Last week in these pages, we noted the significance of the upcoming World Zionist Congress elections. As we said, the Congress determines the policies and budgetary allocations of the Jewish Agency in Israel which is the central agency administering the distribution of the bulk of the hundreds of millions of dollars raised by the UJA-Federation system worldwide. However, the erosion of Orthodox representation in the Congress over the years has resulted in a substantial diminution of support for Orthodox institutions and a definite non-Orthodox tilt in positions on issues that are fundamental to the character of the Jewish people.
It came to our attention that the World Zionist Congress placed election-related advertisements in several Anglo-Jewish newspapers, none with anywhere as large an Orthodox readership as The Jewish Press. When we inquired as to why the Orthodox were not deemed a suitable target community, we were told that, although The Jewish Press was not included in the initial ad run, an ad would, indeed, subsequently be placed in The Jewish Press. However, we were then told that the advertising program was over and that an ad would not be commissioned. We were told that if The Jewish Press felt so strongly about Orthodox participation in the election, it should run an ad at its own expense, a remark attributed to Ms. Karen Rubenstein, the Congress' Executive Director.
Startled, we had a member of our editorial staff call Ms. Rubenstein to verify what we were told. Our reporter asked whether she had said that we should run the ad gratis if we felt so strongly about Orthodox participation in the voting. She said, “I wouldn't want to be quoted to that effect.”
But did she make the comment, our reporter asked? It was “taken out of context,” was the reply.

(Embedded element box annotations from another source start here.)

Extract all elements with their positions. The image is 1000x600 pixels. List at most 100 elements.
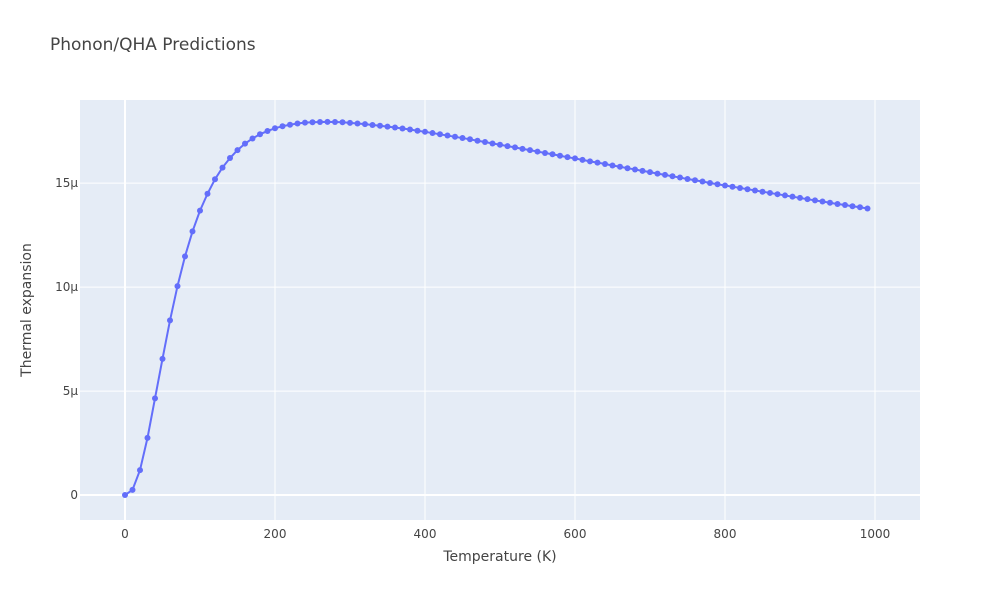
data-point[interactable] [287, 121, 293, 128]
data-point[interactable] [827, 199, 833, 206]
data-point[interactable] [587, 158, 593, 165]
data-point[interactable] [714, 181, 721, 188]
data-point[interactable] [429, 130, 436, 137]
data-point[interactable] [302, 119, 308, 126]
data-point[interactable] [819, 198, 826, 205]
data-point[interactable] [174, 283, 181, 290]
data-point[interactable] [144, 434, 151, 441]
data-point[interactable] [257, 131, 263, 138]
data-point[interactable] [557, 152, 563, 159]
data-point[interactable] [399, 125, 406, 132]
data-point[interactable] [339, 119, 346, 126]
data-point[interactable] [354, 120, 361, 127]
data-point[interactable] [317, 119, 323, 126]
data-point[interactable] [759, 188, 766, 195]
data-point[interactable] [437, 131, 443, 138]
data-point[interactable] [482, 139, 488, 145]
data-point[interactable] [369, 121, 376, 128]
data-point[interactable] [377, 122, 383, 129]
data-point[interactable] [414, 127, 421, 134]
data-point[interactable] [474, 137, 481, 144]
data-point[interactable] [692, 177, 698, 184]
data-point[interactable] [182, 253, 188, 260]
data-point[interactable] [407, 126, 413, 133]
data-point[interactable] [189, 228, 196, 235]
data-point[interactable] [227, 155, 233, 162]
data-point[interactable] [774, 191, 781, 198]
data-point[interactable] [422, 128, 428, 135]
data-point[interactable] [722, 182, 728, 189]
data-point[interactable] [579, 156, 586, 163]
data-point[interactable] [504, 143, 511, 150]
data-point[interactable] [294, 120, 301, 127]
data-point[interactable] [444, 132, 451, 139]
data-point[interactable] [467, 136, 473, 143]
data-point[interactable] [849, 203, 856, 210]
data-point[interactable] [594, 159, 601, 166]
data-point[interactable] [737, 184, 743, 191]
data-point[interactable] [684, 176, 691, 183]
data-point[interactable] [767, 189, 773, 196]
data-point[interactable] [647, 169, 653, 176]
data-point[interactable] [242, 140, 248, 147]
data-point[interactable] [699, 178, 706, 185]
data-point[interactable] [234, 147, 241, 154]
data-point[interactable] [572, 155, 578, 162]
data-point[interactable] [272, 125, 278, 132]
data-point[interactable] [662, 171, 668, 178]
data-point[interactable] [167, 317, 173, 324]
data-point[interactable] [549, 151, 556, 158]
data-point[interactable] [542, 150, 548, 157]
data-point[interactable] [332, 119, 338, 126]
data-point[interactable] [842, 202, 848, 208]
data-point[interactable] [632, 166, 638, 173]
data-point[interactable] [669, 173, 676, 180]
data-point[interactable] [624, 165, 631, 172]
data-point[interactable] [159, 355, 166, 362]
data-point[interactable] [812, 197, 818, 204]
data-point[interactable] [834, 200, 841, 207]
data-point[interactable] [324, 118, 331, 125]
data-point[interactable] [459, 135, 466, 142]
data-point[interactable] [392, 124, 398, 131]
data-point[interactable] [864, 205, 871, 212]
data-point[interactable] [362, 121, 368, 128]
data-point[interactable] [564, 154, 571, 161]
data-point[interactable] [797, 194, 803, 201]
data-point[interactable] [677, 174, 683, 181]
data-point[interactable] [384, 123, 391, 130]
data-point[interactable] [204, 190, 211, 197]
data-point[interactable] [264, 127, 271, 134]
data-point[interactable] [639, 167, 646, 174]
data-point[interactable] [534, 148, 541, 155]
data-point[interactable] [609, 162, 616, 169]
data-point[interactable] [617, 163, 623, 170]
data-point[interactable] [197, 207, 203, 214]
data-point[interactable] [602, 161, 608, 168]
data-point[interactable] [654, 170, 661, 177]
data-point[interactable] [309, 119, 316, 126]
data-point[interactable] [249, 135, 256, 142]
data-point[interactable] [527, 147, 533, 154]
data-point[interactable] [219, 164, 226, 171]
data-point[interactable] [752, 187, 758, 194]
data-point[interactable] [452, 133, 458, 140]
data-point[interactable] [789, 193, 796, 200]
data-point[interactable] [137, 467, 143, 474]
data-point[interactable] [212, 176, 218, 183]
data-point[interactable] [152, 395, 158, 402]
data-point[interactable] [857, 204, 863, 211]
data-point[interactable] [519, 145, 526, 152]
data-point[interactable] [707, 179, 713, 186]
data-point[interactable] [489, 140, 496, 147]
data-point[interactable] [497, 141, 503, 148]
data-point[interactable] [782, 192, 788, 199]
data-point[interactable] [279, 123, 286, 130]
data-point[interactable] [729, 183, 736, 190]
data-point[interactable] [744, 186, 751, 193]
data-point[interactable] [122, 492, 128, 499]
data-point[interactable] [804, 196, 811, 203]
data-point[interactable] [512, 144, 518, 151]
data-point[interactable] [347, 119, 353, 126]
data-point[interactable] [129, 486, 136, 493]
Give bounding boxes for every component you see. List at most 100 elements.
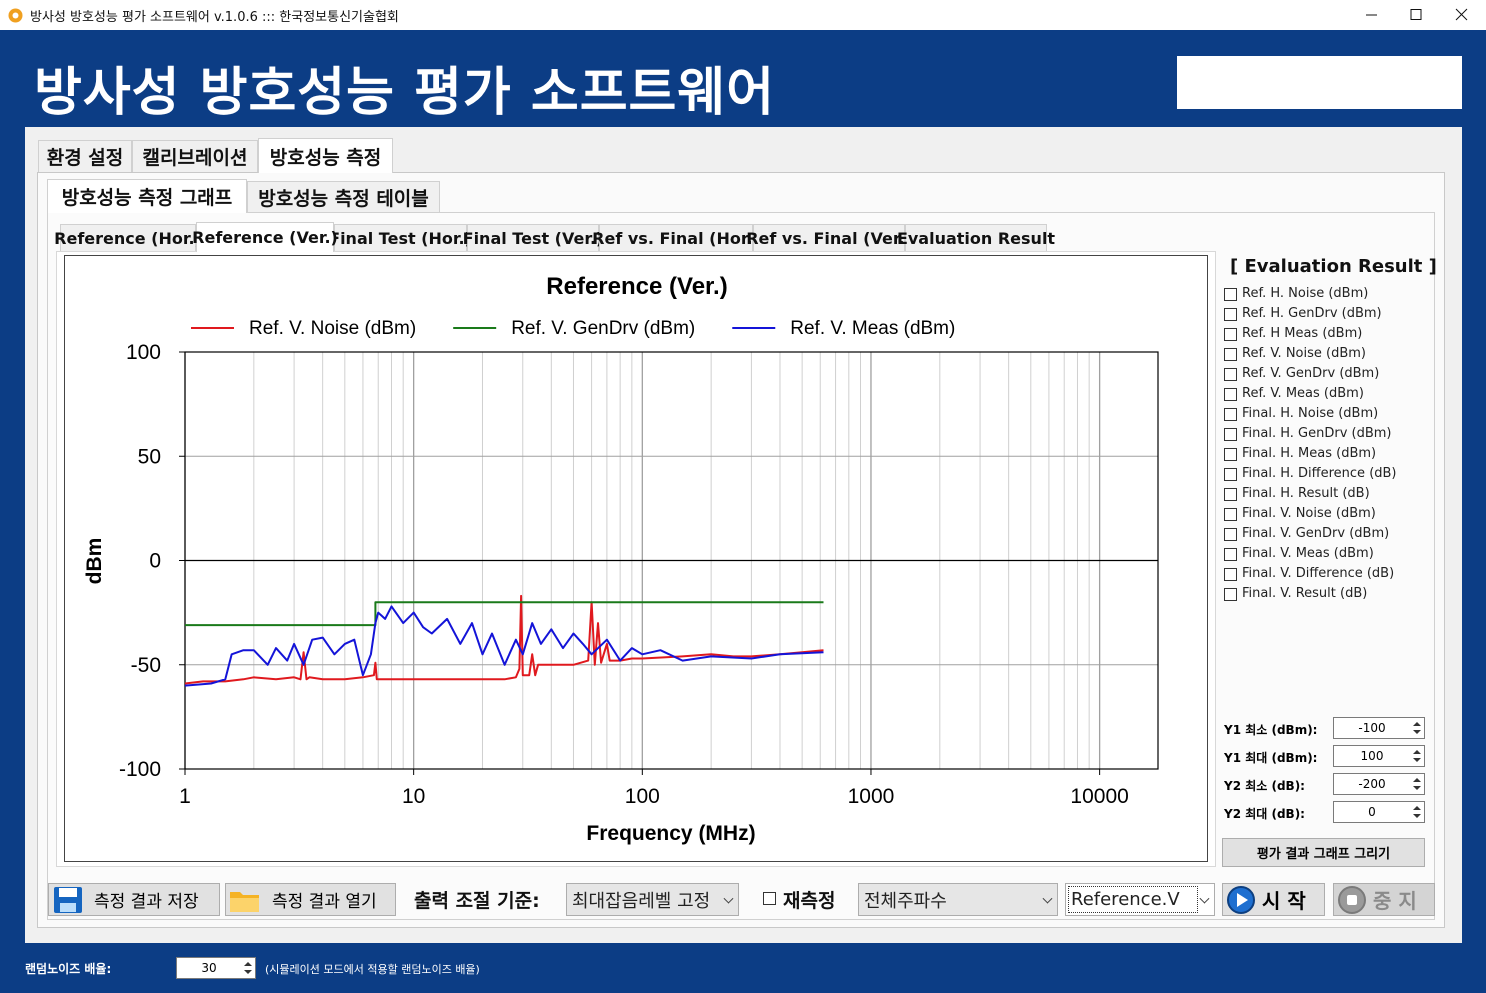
setting-spinbox[interactable]: -100 [1333,717,1425,739]
setting-label: Y1 최소 (dBm): [1224,723,1318,737]
option-label: Ref. V. Noise (dBm) [1242,346,1366,361]
app-header-title: 방사성 방호성능 평가 소프트웨어 [34,63,776,123]
option-checkbox[interactable] [1224,488,1237,501]
option-checkbox[interactable] [1224,568,1237,581]
option-label: Final. H. Difference (dB) [1242,466,1397,481]
save-label: 측정 결과 저장 [94,892,199,912]
remeasure-checkbox[interactable] [763,892,776,905]
save-button[interactable]: 측정 결과 저장 [48,883,220,916]
y-tick-label: 100 [126,341,161,364]
option-label: Final. V. Difference (dB) [1242,566,1395,581]
main-tab[interactable]: 캘리브레이션 [132,140,258,172]
option-label: Final. V. Noise (dBm) [1242,506,1376,521]
dataset-combo[interactable]: Reference.V [1065,883,1215,916]
setting-value: 100 [1360,749,1384,763]
footer-label: 랜덤노이즈 배율: [25,962,112,976]
option-checkbox[interactable] [1224,448,1237,461]
chart-title: Reference (Ver.) [546,273,727,300]
y-tick-label: 0 [149,550,161,573]
option-label: Ref. H. GenDrv (dBm) [1242,306,1382,321]
main-tab[interactable]: 환경 설정 [38,140,132,172]
option-checkbox[interactable] [1224,368,1237,381]
option-checkbox[interactable] [1224,548,1237,561]
output-label: 출력 조절 기준: [414,890,540,912]
option-label: Ref. H Meas (dBm) [1242,326,1363,341]
draw-evaluation-button[interactable]: 평가 결과 그래프 그리기 [1222,838,1425,867]
setting-value: 0 [1368,805,1376,819]
setting-spinbox[interactable]: 0 [1333,801,1425,823]
graph-tab[interactable]: Final Test (Ver.) [463,224,603,251]
start-icon [1227,885,1255,914]
output-mode-combo[interactable]: 최대잡음레벨 고정 [566,883,739,916]
data-set: Reference.V [1068,886,1198,913]
sub-tab[interactable]: 방호성능 측정 그래프 [47,179,247,213]
maximize[interactable] [1410,9,1422,20]
stop-icon [1338,885,1366,914]
chart: Reference (Ver.) 1 10 100 1000 10000 -100 -50 0 5… [64,255,1208,862]
noise-spinbox[interactable]: 30 [176,957,256,979]
stop-label: 중 지 [1373,889,1417,913]
save-icon [54,886,82,913]
setting-spinbox[interactable]: -200 [1333,773,1425,795]
y-tick-label: -50 [131,654,161,677]
spin-arrows[interactable] [1410,802,1424,822]
open-button[interactable]: 측정 결과 열기 [225,883,396,916]
close[interactable] [1455,8,1468,21]
setting-label: Y2 최대 (dB): [1224,807,1305,821]
graph-tab[interactable]: Evaluation Result [897,224,1055,251]
y-tick-label: -100 [119,758,161,781]
window-controls[interactable] [1350,0,1486,30]
option-checkbox[interactable] [1224,328,1237,341]
option-checkbox[interactable] [1224,428,1237,441]
option-checkbox[interactable] [1224,528,1237,541]
option-label: Ref. V. GenDrv (dBm) [1242,366,1380,381]
open-label: 측정 결과 열기 [272,892,377,912]
open-icon [230,891,259,912]
spin-arrows[interactable] [1410,718,1424,738]
x-tick-label: 10 [402,785,425,808]
x-tick-label: 1000 [848,785,895,808]
option-label: Ref. H. Noise (dBm) [1242,286,1369,301]
option-checkbox[interactable] [1224,408,1237,421]
start-label: 시 작 [1262,889,1306,913]
graph-tab[interactable]: Reference (Ver.) [192,222,338,252]
option-label: Ref. V. Meas (dBm) [1242,386,1364,401]
logo-box [1177,56,1462,109]
sub-tab[interactable]: 방호성능 측정 테이블 [247,181,440,212]
spin-arrows[interactable] [241,958,255,978]
setting-value: -200 [1358,777,1386,791]
option-label: Final. V. Result (dB) [1242,586,1368,601]
option-checkbox[interactable] [1224,588,1237,601]
series-line [184,605,824,687]
spin-arrows[interactable] [1410,774,1424,794]
setting-label: Y2 최소 (dB): [1224,779,1305,793]
option-checkbox[interactable] [1224,348,1237,361]
start-button[interactable]: 시 작 [1222,883,1325,916]
series-line [184,594,824,685]
option-checkbox[interactable] [1224,308,1237,321]
series-line [185,601,824,627]
noise-value: 30 [201,961,217,975]
graph-tab[interactable]: Ref vs. Final (Ver.) [746,224,912,251]
option-checkbox[interactable] [1224,508,1237,521]
spin-arrows[interactable] [1410,746,1424,766]
stop-button[interactable]: 중 지 [1333,883,1435,916]
main-tab[interactable]: 방호성능 측정 [258,138,393,173]
plot-frame [184,351,1159,770]
graph-tab[interactable]: Final Test (Hor.) [329,224,472,251]
option-checkbox[interactable] [1224,288,1237,301]
app-icon [8,8,23,23]
option-label: Final. V. GenDrv (dBm) [1242,526,1390,541]
frequency-range: 전체주파수 [864,890,947,912]
graph-tab[interactable]: Ref vs. Final (Hor.) [592,224,760,251]
option-checkbox[interactable] [1224,388,1237,401]
setting-spinbox[interactable]: 100 [1333,745,1425,767]
option-label: Final. H. Result (dB) [1242,486,1370,501]
option-label: Final. H. Meas (dBm) [1242,446,1377,461]
option-label: Final. V. Meas (dBm) [1242,546,1374,561]
graph-tab[interactable]: Reference (Hor.) [54,224,202,251]
remeasure-label: 재측정 [783,890,836,912]
footer-note: (시뮬레이션 모드에서 적용할 랜덤노이즈 배율) [265,963,480,976]
option-checkbox[interactable] [1224,468,1237,481]
frequency-combo[interactable]: 전체주파수 [858,883,1058,916]
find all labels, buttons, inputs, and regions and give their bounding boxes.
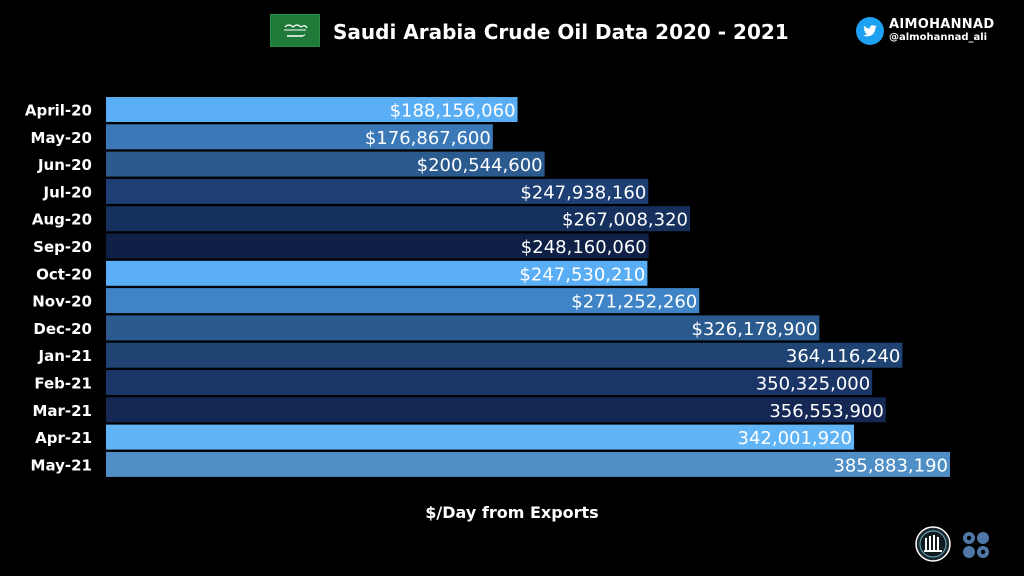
bar bbox=[106, 342, 903, 368]
data-label: $271,252,260 bbox=[571, 292, 697, 313]
bar bbox=[106, 288, 700, 314]
data-label: $248,160,060 bbox=[521, 237, 647, 258]
bar bbox=[106, 233, 649, 259]
category-label: Apr-21 bbox=[35, 429, 92, 447]
category-label: Aug-20 bbox=[32, 211, 92, 229]
bar bbox=[106, 124, 493, 150]
category-label: Dec-20 bbox=[33, 320, 92, 338]
category-label: Sep-20 bbox=[33, 238, 92, 256]
data-label: $176,867,600 bbox=[365, 128, 491, 149]
bar bbox=[106, 424, 855, 450]
round-seal-logo bbox=[915, 526, 951, 562]
data-label: 350,325,000 bbox=[756, 374, 871, 395]
category-label: Jul-20 bbox=[42, 183, 92, 201]
bar bbox=[106, 206, 690, 232]
category-label: Oct-20 bbox=[36, 265, 92, 283]
data-label: $200,544,600 bbox=[417, 155, 543, 176]
data-label: 364,116,240 bbox=[786, 346, 901, 367]
bar bbox=[106, 260, 648, 286]
bar bbox=[106, 397, 886, 423]
category-label: Feb-21 bbox=[34, 375, 92, 393]
brand-badge[interactable]: AIMOHANNAD @almohannad_ali bbox=[856, 16, 1006, 48]
data-label: $326,178,900 bbox=[691, 319, 817, 340]
bar bbox=[106, 451, 950, 477]
bar bbox=[106, 97, 518, 122]
data-label: $188,156,060 bbox=[390, 101, 516, 122]
category-label: May-20 bbox=[31, 129, 92, 147]
data-label: 342,001,920 bbox=[738, 428, 853, 449]
chart-title: Saudi Arabia Crude Oil Data 2020 - 2021 bbox=[333, 20, 789, 44]
category-label: Mar-21 bbox=[32, 402, 92, 420]
brand-handle: @almohannad_ali bbox=[889, 32, 988, 43]
bar bbox=[106, 178, 649, 204]
opec-logo bbox=[963, 532, 989, 558]
bar bbox=[106, 151, 545, 177]
data-label: 356,553,900 bbox=[769, 401, 884, 422]
twitter-bird-icon bbox=[856, 17, 884, 45]
category-label: May-21 bbox=[31, 456, 92, 474]
bar bbox=[106, 370, 873, 395]
brand-name: AIMOHANNAD bbox=[889, 17, 995, 32]
data-label: $247,938,160 bbox=[520, 182, 646, 203]
category-label: Nov-20 bbox=[32, 293, 92, 311]
category-label: Jun-20 bbox=[37, 156, 92, 174]
category-label: April-20 bbox=[25, 102, 92, 120]
category-label: Jan-21 bbox=[38, 347, 92, 365]
data-label: 385,883,190 bbox=[833, 455, 948, 476]
saudi-arabia-flag-icon bbox=[270, 14, 320, 47]
bar bbox=[106, 315, 820, 341]
data-label: $247,530,210 bbox=[519, 264, 645, 285]
x-axis-label: $/Day from Exports bbox=[425, 503, 599, 522]
data-label: $267,008,320 bbox=[562, 210, 688, 231]
bar-chart: April-20 $188,156,060 May-20 $176,867,600 Ju… bbox=[25, 97, 950, 477]
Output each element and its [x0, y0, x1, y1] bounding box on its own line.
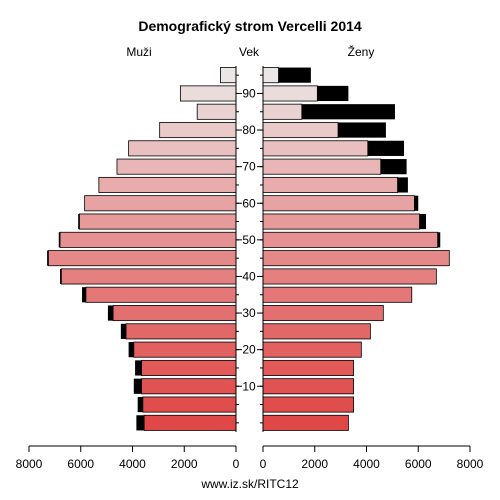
age-tick-label: 60	[242, 196, 256, 210]
men-bar	[128, 140, 237, 157]
men-excess-bar	[47, 250, 49, 266]
age-tick-label: 20	[242, 343, 256, 357]
men-bar	[196, 103, 237, 120]
age-tick-label: 30	[242, 306, 256, 320]
men-bar	[85, 286, 237, 303]
women-bar	[262, 414, 349, 431]
men-bar	[84, 195, 237, 212]
women-bar	[262, 213, 420, 230]
women-excess-bar	[338, 122, 386, 138]
men-bar	[159, 122, 237, 139]
x-tick-label: 8000	[16, 457, 43, 471]
bars-layer	[47, 67, 450, 431]
source-label: www.iz.sk/RITC12	[200, 477, 299, 491]
men-excess-bar	[107, 305, 114, 321]
women-excess-bar	[414, 195, 419, 211]
chart-title: Demografický strom Vercelli 2014	[138, 18, 362, 34]
x-tick-label: 4000	[119, 457, 146, 471]
women-bar	[262, 323, 371, 340]
age-tick-label: 40	[242, 269, 256, 283]
x-tick-label: 6000	[67, 457, 94, 471]
women-excess-bar	[367, 140, 405, 156]
women-bar	[262, 341, 362, 358]
men-bar	[48, 250, 237, 267]
x-tick-label: 8000	[457, 457, 484, 471]
men-excess-bar	[60, 268, 62, 285]
men-excess-bar	[58, 232, 61, 248]
women-bar	[262, 158, 382, 175]
men-bar	[141, 378, 237, 395]
age-tick-label: 10	[242, 379, 256, 393]
women-bar	[262, 359, 354, 376]
x-tick-label: 0	[233, 457, 240, 471]
men-excess-bar	[133, 378, 142, 394]
x-tick-label: 2000	[301, 457, 328, 471]
men-bar	[179, 85, 237, 102]
men-bar	[59, 231, 237, 248]
women-excess-bar	[278, 67, 311, 83]
women-bar	[262, 305, 384, 322]
men-excess-bar	[137, 396, 143, 413]
men-excess-bar	[120, 323, 127, 339]
women-excess-bar	[437, 232, 441, 248]
women-bar	[262, 140, 369, 157]
age-tick-label: 70	[242, 160, 256, 174]
center-axis-label: Vek	[239, 45, 260, 59]
women-excess-bar	[317, 85, 349, 102]
men-excess-bar	[82, 287, 86, 303]
left-series-label: Muži	[126, 45, 151, 59]
women-bar	[262, 250, 450, 267]
women-bar	[262, 195, 415, 212]
men-excess-bar	[78, 213, 80, 230]
right-series-label: Ženy	[348, 44, 375, 59]
women-bar	[262, 122, 339, 139]
women-bar	[262, 268, 437, 285]
men-bar	[112, 305, 237, 322]
women-bar	[262, 396, 354, 413]
men-bar	[60, 268, 237, 285]
women-bar	[262, 85, 318, 102]
axes-layer: 10 20 30 40 50 60 70 80 90 0 0 2000 2000 4000 4000 6000…	[16, 66, 484, 471]
men-bar	[125, 323, 237, 340]
age-tick-label: 90	[242, 86, 256, 100]
x-tick-label: 2000	[171, 457, 198, 471]
men-excess-bar	[128, 342, 134, 358]
men-bar	[133, 341, 237, 358]
women-bar	[262, 231, 439, 248]
women-bar	[262, 378, 354, 395]
men-bar	[116, 158, 237, 175]
men-bar	[142, 396, 237, 413]
women-bar	[262, 176, 398, 193]
women-bar	[262, 103, 303, 120]
men-bar	[143, 414, 237, 431]
x-tick-label: 6000	[405, 457, 432, 471]
age-tick-label: 50	[242, 233, 256, 247]
age-tick-label: 80	[242, 123, 256, 137]
men-bar	[98, 176, 237, 193]
x-tick-label: 0	[260, 457, 267, 471]
men-excess-bar	[136, 415, 145, 431]
men-bar	[220, 67, 237, 84]
x-tick-label: 4000	[353, 457, 380, 471]
men-excess-bar	[135, 360, 142, 376]
women-excess-bar	[397, 177, 408, 193]
men-bar	[79, 213, 237, 230]
women-excess-bar	[419, 213, 427, 230]
women-excess-bar	[301, 104, 395, 120]
women-bar	[262, 67, 279, 84]
women-bar	[262, 286, 413, 303]
women-excess-bar	[380, 159, 407, 175]
men-bar	[141, 359, 237, 376]
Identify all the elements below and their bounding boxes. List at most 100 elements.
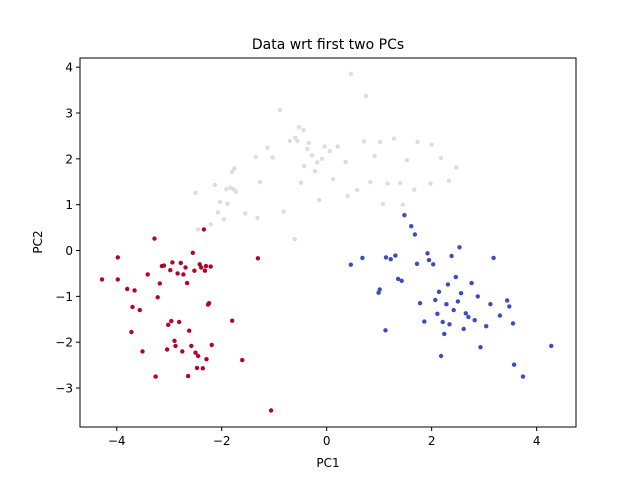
data-point-series-1 [193,190,198,195]
data-point-series-1 [315,160,320,165]
data-point-series-0 [164,347,170,352]
data-point-series-2 [431,262,436,267]
data-point-series-0 [183,265,188,270]
data-point-series-0 [157,281,162,286]
data-point-series-2 [426,257,432,263]
data-point-series-0 [199,265,204,270]
data-point-series-0 [168,268,173,273]
data-point-series-1 [221,217,226,222]
scatter-points [99,71,554,413]
data-point-series-1 [454,165,459,170]
data-point-series-0 [175,271,180,276]
data-point-series-2 [510,321,516,326]
y-tick-label: 4 [65,61,73,75]
data-point-series-2 [469,280,474,286]
data-point-series-1 [438,155,444,161]
data-point-series-2 [458,291,464,296]
y-tick-label: −1 [55,290,73,304]
data-point-series-0 [132,288,137,293]
data-point-series-2 [422,319,427,324]
y-tick-label: −3 [55,382,73,396]
data-point-series-2 [507,304,512,309]
data-point-series-2 [511,362,517,367]
data-point-series-1 [301,164,307,169]
data-point-series-1 [404,158,410,163]
x-tick-label: 2 [428,434,436,448]
data-point-series-2 [461,326,466,332]
data-point-series-0 [137,307,142,313]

Ms. Rubenstein went on to say that no new ads would be placed because they do not have a budget for more ads. When asked why The Jewish Press wasn't considered in the initial advertising budget, Ms. Rubenstein responded, “I'm not getting into a conversation with you about it. This is not a story and I'm not commenting on it as a story.”
Well, we disagree. It is a story and a very important one. A level playing field for all potential voters is certainly something that should be of prime concern to the folks at the World Zionist Congress.
In any event, as our readers will note, we are including as an insert, at our own expense, an official ballot for the election.
We hope that our readers will be spurred by this sad episode to vote in this all-important election, even if they did not intend to do so before.